Je porte aussitôt mon regard sur Takao, clignant plusieurs fois des yeux en les fronçant légèrement, signe évident de mon incompréhension totale. Une barbe à papa ? Qu'est-ce que c'est, au juste ?
- Attends... Tu n'en as jamais mangé ? me demande-t-il, plus que surpris.
Je me contente de secouer la tête, en mordant légèrement ma lèvre à cause de ma gêne. Takao se sent aussitôt mal à l'aise. Il est peiné à l'idée que je ne connaisse pas les bases d'une vie dite « normale ».
Il faut dire qu'avec mes parents, je ne pouvais pas faire grand-chose. Je devais danser, pour au final me faire interdire la danse. Je devais avoir de bonnes notes, et même ainsi, ça n'était jamais suffisant. Tout ce que je faisais, que ce soit bien ou mal, tout allait à l'encontre de ce qu'ils voulaient réellement. Et cela dure depuis ma naissance.
C'est sans doute moi l'erreur. C'est sans doute moi qui n'aurait jamais dû apparaître en ce monde. Je n'aurais pas dû exister. Les choses auraient été plus simples pour tout le monde. C'est ce que j'ai entendu durant toute mon enfance...
Alors que je ressasse mes mauvais souvenirs, je ne remarque pas Takao s'éloigner de moi quelques instants. Lorsque j'y prête finalement attention, il est de retour près de moi, avec une chose étrange dans les mains, soutenue par un bâton en bois.

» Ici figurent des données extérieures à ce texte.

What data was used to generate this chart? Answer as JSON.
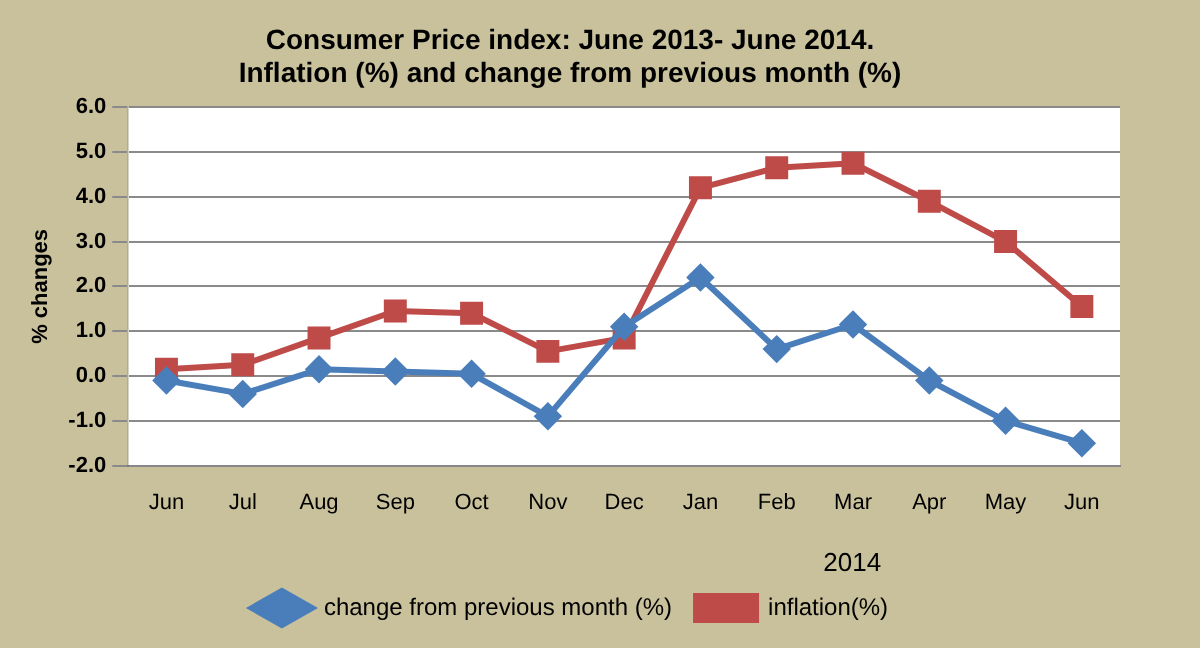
{
  "chart_data": {
    "type": "line",
    "title": [
      "Consumer Price index: June 2013- June 2014.",
      "Inflation (%) and change from previous month (%)"
    ],
    "ylabel": "% changes",
    "categories": [
      "Jun",
      "Jul",
      "Aug",
      "Sep",
      "Oct",
      "Nov",
      "Dec",
      "Jan",
      "Feb",
      "Mar",
      "Apr",
      "May",
      "Jun"
    ],
    "series": [
      {
        "name": "change from previous month (%)",
        "color": "#4a7ebb",
        "marker": "diamond",
        "values": [
          -0.1,
          -0.4,
          0.15,
          0.1,
          0.05,
          -0.9,
          1.1,
          2.2,
          0.6,
          1.15,
          -0.1,
          -1.0,
          -1.5
        ]
      },
      {
        "name": "inflation(%)",
        "color": "#be4b48",
        "marker": "square",
        "values": [
          0.15,
          0.25,
          0.85,
          1.45,
          1.4,
          0.55,
          0.85,
          4.2,
          4.65,
          4.75,
          3.9,
          3.0,
          1.55
        ]
      }
    ],
    "ylim": [
      -2,
      6
    ],
    "yticks": [
      {
        "value": -2,
        "label": "-2.0"
      },
      {
        "value": -1,
        "label": "-1.0"
      },
      {
        "value": 0,
        "label": "0.0"
      },
      {
        "value": 1,
        "label": "1.0"
      },
      {
        "value": 2,
        "label": "2.0"
      },
      {
        "value": 3,
        "label": "3.0"
      },
      {
        "value": 4,
        "label": "4.0"
      },
      {
        "value": 5,
        "label": "5.0"
      },
      {
        "value": 6,
        "label": "6.0"
      }
    ],
    "grid": "y",
    "legend": "bottom",
    "line_style": "solid",
    "annotations": [
      "2014"
    ]
  }
}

- C'est une barbe à papa. dit-il, avant que je ne lui écrive la question.
C'est donc ça, une barbe à papa ? Je ne savais pas à quoi m'attendre, mais certainement pas à ça. On dirait un nuage tout doux, rose et brillant. Et cela dégage une agréable odeur sucrée.
Avec un sourire rassurant, Takao approche la barbe à papa. J'ai juste à tendre la main pour en attraper un morceau. C'est donc ce que je fais, avant de cligner fortement des yeux.
Ça colle. C'est une matière très étrange. Et ça l'est encore plus une fois en bouche. C'est comme une évaporation, laissant seulement la présence du sucre à la fin, pour que le goût reste présent un peu plus longtemps.
- Alors, verdict ?
« C'est bon, mais curieux. J'aime bien. »
Takao sourit, ravi que cela me plaise. J'en reprends donc un morceau, étant d'humeur gourmande et curieuse. J'ignore les ingrédients, mais j'aime beaucoup cette sensation inexplicable.
C'est au tour de Takao d'en manger un bout. Sauf que tout ne se passe pas comme prévu. Au lieu d'en mettre dans sa bouche, la barbe à papa se dépose finalement sur le bout de son nez, provoquant une gêne énorme chez le jeune homme.
- Alors ça, c'est la honte...
C'est alors que, pour une raison inexplicable, un son cristallin quitte le fond de ma gorge. Un rire. Puis deux. Et même trois. Un immense fou-rire m'envahit alors, stoppant net Takao dans son action de nettoyage.
Il reporte son regard sur moi, ses yeux plus écarquillés que jamais. Pourtant, cela n'arrête pas mon rire, bien au contraire. C'est comme si je ne pouvais pas faire autrement, comme si je ne pouvais plus m'arrêter. Cela faisait bien longtemps que ça ne m'était plus arrivé.
À cet instant précis, j'oublie tout. Toute la peine provoquée par mon passé, toute la douleur subie dans le présent, et toutes mes craintes imaginées pour le futur. J'oublie tout, sauf ce qu'il se passe actuellement. Et intérieurement, j'espère de tout mon cœur pouvoir m'en souvenir encore très longtemps.